要するに、大したことはない。
2025年10月1日、連邦エネルギー規制委員会(以下「FERC」)は、大統領令14270「米国エネルギー解放のためのゼロベース規制予算編成」 を実施する直接最終規則として、命令第913号(以下「本命令」)を発出した。
本命令は、時代遅れ、あるいは「ほとんど使用されていない」重複規制53件を対象とし、条件付き失効条項を挿入する。これにより、規則発効日から1年後に段階的に廃止される——ただし連邦エネルギー規制委員会(FERC)が規制の費用対効果に関する公的意見の募集・検討を経て、期限を最大5年間延長する場合を除く。本命令は連邦官報掲載後45日目に発効する。
特に以下の2点の変更が適用されます:(1) 特定の送電サービス申請者、および (2) 免除卸売発電事業者(EWG)または外国公益事業会社(FUCO)の地位を自己認証しようとする事業体。これらの変更は、当該事業体に対する実質的な要件には影響を与えず、当該届出に関する通知書の提出に関する文言を削除することで、届出手続きを若干緩和するものです。
18 C.F.R. § 36.1(b)(1) – 伝送サービス申請通知
連邦エネルギー規制委員会(FERC)規則第36.1条(b)(1)は、現在、連邦電力法第211条に基づく送電サービスを申請する申請者に対し、FERC規則第385.203条(d)の要件に従い、連邦官報への掲載に適した申請通知書の様式を申請書に添付することを要求している。 同条項はさらに、「長官が規定し、委員会ウェブサイト上の『提出手続き』欄に掲載されている通知様式仕様に準拠した通知案」を要求している。
変更:
本項は、延長されない限り、本命令の発効日から1年後に自動的に失効する。失効後は、セクション211送電サービスの申請者は、本通知要件の適用を受けなくなる。
影響:
第211条に基づく申請では、送電サービスに関する要求内容及び関連施設についての情報を記載した通知を、送電施設所有者、関連するISO/RTO、相互接続事業者、州公益事業委員会など、当該要求により影響を受ける可能性のある関係者に提供することが求められる。これらの要件はFERC規則第36.1(b)(2)条に規定されており、変更はない。 ただし、第36.1条(b)(1)に基づく通知形式の要件を廃止することで、申請手続きが効率化され、申請者は従来の通知形式に従う必要がなくなる。

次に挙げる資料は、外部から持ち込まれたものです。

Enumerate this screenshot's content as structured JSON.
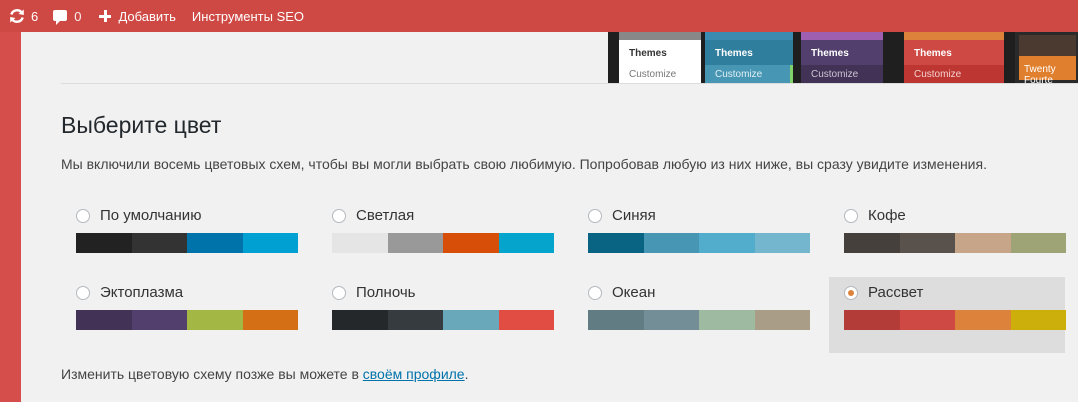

18 C.F.R. § 366.7 – EWG及びFUCOの提出書類
連邦エネルギー規制委員会(FERC)規則第366.7条は、エネルギー効率化事業体(EWG)または燃料効率化事業体(FUCO)の認定取得手続きを規定している。 第36.1(b)項と同様に、第366.7(a)項及び(b)項は、自己認証通知または宣言命令の申立てのいずれかの方法によりEWGまたはFUCOの地位を取得しようとする事業体が、FERC規則第385.203(d)項の規定に従い、連邦官報への掲載に適した形式の通知を添付することを要求している。
変更:
規則第366.7条(a)項および(b)項に定める連邦官報掲載の公示に関するこれらの必須規定は、延長されない限り、規則の発効日から1年後に自動的に失効する。
影響:
この変更は実質的な意義が限定的である。FERCは従来、少なくともEWGまたはFUCOステータスの自己認証通知に関連して、通知書式が不要となった旨のガイダンスを提供しており、「委員会規則では自己認証通知に連邦官報掲載に適した提出通知書式を含めるべきと規定されているが、 18 C.F.R. § 366.7(a))、この形式の通知を提出する必要はもはやない」と述べていた。しかし、この要件を規則から削除することで、FERCの現行実務との整合性が図られ、提出者の混乱が軽減される。
結論:
現行政権による不要なコンプライアンス負担削減に向けた広範な規制緩和推進への対応として、第913号命令は一定の「規制上の整理」を実施し、特定の陳腐化または重複規定を削除するとともに、現行のFERC実務との整合性向上を図るものである。 第211条に基づく送電サービス要請およびEWG・FUCO届出に関しては、本命令は当該届出の実質的要件を変更しないものの、FERC規制から通知形式要件を削除することで、規制の簡素化・近代化を図り、場合によっては届出手続きの効率化を促進するものである。